I became increasingly interested in what happened to Russia culturally during the Revolution, and started searching for stories and artefacts. 1917 was a pioneering period for the cinema itself and I found rare, unseen footage in the film archive at Krasnogorsk, of the Russian Avant Garde period. One of my starting points for my film REVOLUTION was the great epic film “October” by Eisenstein, a story which was in itself a propaganda exercise and which immortalised the political events through the lens of a great artist. It was Lenin himself who decided that Art was the means to spread the communist ideology, so, as a result, many artists played a key role at the centre of the Russian Revolution. I knew there was a whole story to be told about the artists themselves and how their experiences were so intertwined with political events and the creation of propaganda. A very different scenario to today’s art world.
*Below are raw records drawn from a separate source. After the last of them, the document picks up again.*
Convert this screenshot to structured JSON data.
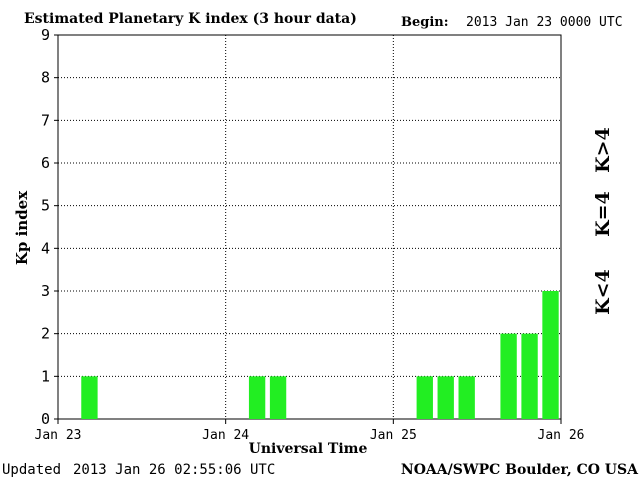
{
  "header": {
    "title": "Estimated Planetary K index (3 hour data)",
    "begin_label": "Begin:",
    "begin_value": "2013 Jan 23 0000 UTC"
  },
  "footer": {
    "updated_label": "Updated",
    "updated_value": "2013 Jan 26 02:55:06 UTC",
    "credit": "NOAA/SWPC Boulder, CO USA"
  },
  "legend": {
    "high": {
      "label": "K>4",
      "color": "#ff2a00"
    },
    "equal": {
      "label": "K=4",
      "color": "#ffd400"
    },
    "low": {
      "label": "K<4",
      "color": "#22ee22"
    }
  },
  "chart_data": {
    "type": "bar",
    "title": "Estimated Planetary K index (3 hour data)",
    "xlabel": "Universal Time",
    "ylabel": "Kp index",
    "ylim": [
      0,
      9
    ],
    "y_ticks": [
      "0",
      "1",
      "2",
      "3",
      "4",
      "5",
      "6",
      "7",
      "8",
      "9"
    ],
    "x_ticks": [
      "Jan 23",
      "Jan 24",
      "Jan 25",
      "Jan 26"
    ],
    "grid": true,
    "bar_color": "#22ee22",
    "interval_hours": 3,
    "series": [
      {
        "values": [
          0,
          1,
          0,
          0,
          0,
          0,
          0,
          0,
          0,
          1,
          1,
          0,
          0,
          0,
          0,
          0,
          0,
          1,
          1,
          1,
          0,
          2,
          2,
          3
        ]
      }
    ]
  }
}
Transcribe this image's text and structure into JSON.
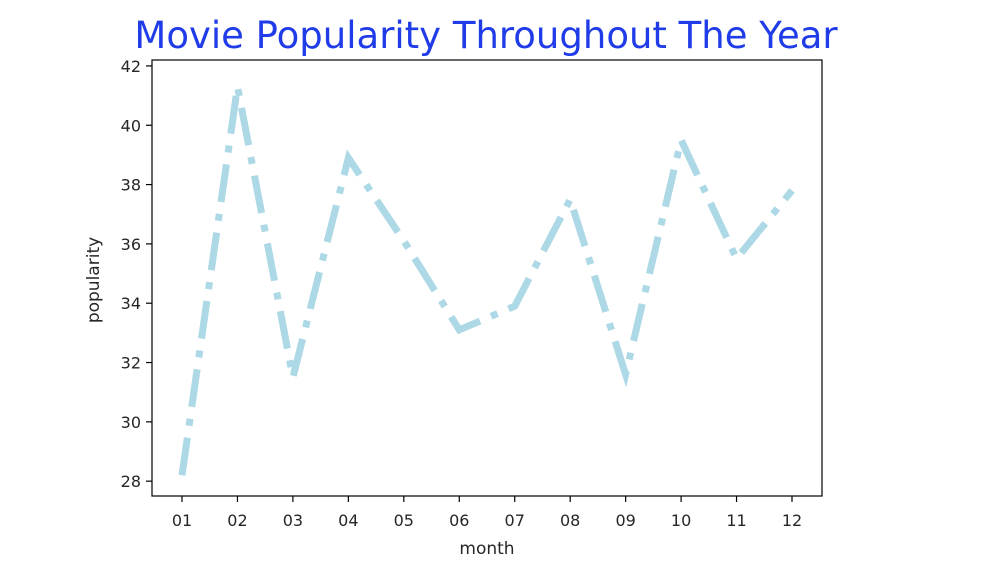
{
  "chart_data": {
    "type": "line",
    "title": "Movie Popularity Throughout The Year",
    "xlabel": "month",
    "ylabel": "popularity",
    "categories": [
      "01",
      "02",
      "03",
      "04",
      "05",
      "06",
      "07",
      "08",
      "09",
      "10",
      "11",
      "12"
    ],
    "series": [
      {
        "values": [
          28.2,
          41.3,
          31.5,
          38.9,
          36.1,
          33.1,
          33.9,
          37.5,
          31.6,
          39.5,
          35.5,
          37.8
        ]
      }
    ],
    "ylim": [
      27.5,
      42.2
    ],
    "yticks": [
      28,
      30,
      32,
      34,
      36,
      38,
      40,
      42
    ],
    "grid": false,
    "colors": {
      "line": "#add8e6",
      "title": "#1f3ce8",
      "axis": "#000000"
    }
  }
}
As a director, I always love working with actors to bring the story to life, to explore the internal monologue and emotions of the characters. REVOLUTION features the voices of some of the most exciting actors working today. They portray the key players of the Russian Revolutionary period of the Avant Garde movement – Matthew MacFadyen plays Vladimir Lenin, with Tom Hollander, James Fleet, Eleanor Tomlinson and Daisy Bevan heading up the cast as artists Kazimir Malevich, Wassily Kandinsky, Lyubov Popova and Varvara Stepanova.

JM: How did artists in the USSR and the West influence each other during this
period?

MK: One very powerful influence came largely from France. The works of Picasso, Matisse and Derain, to name a few, had been shown in Moscow in the early C20th, in collections of the industrialists Sergei Shchukin and Ivan Morozov, who were big collectors and patrons of the French post impressionists. The Russian artists were inspired and excited by what they saw and many travelled to Paris to see what was going on. Then they brought the ideas back to Russia and made them all far more extreme in the political melting pot of the Revolutionary period. However, in the other direction, some artists like Wassily Kandinsky left Russia forever, he took his ideas onward to Germany to the Bauhaus movement.

JM: Are there any further movements or periods in Soviet art you wanted to investigate but were unable to?

MK: Yes I would like to investigate the influence that the Russian Revolutionary art had upon other Revolutions, especially China. I know it played a huge role. It would make a fascinating film, how it came about, but I haven’t got that far round the world yet!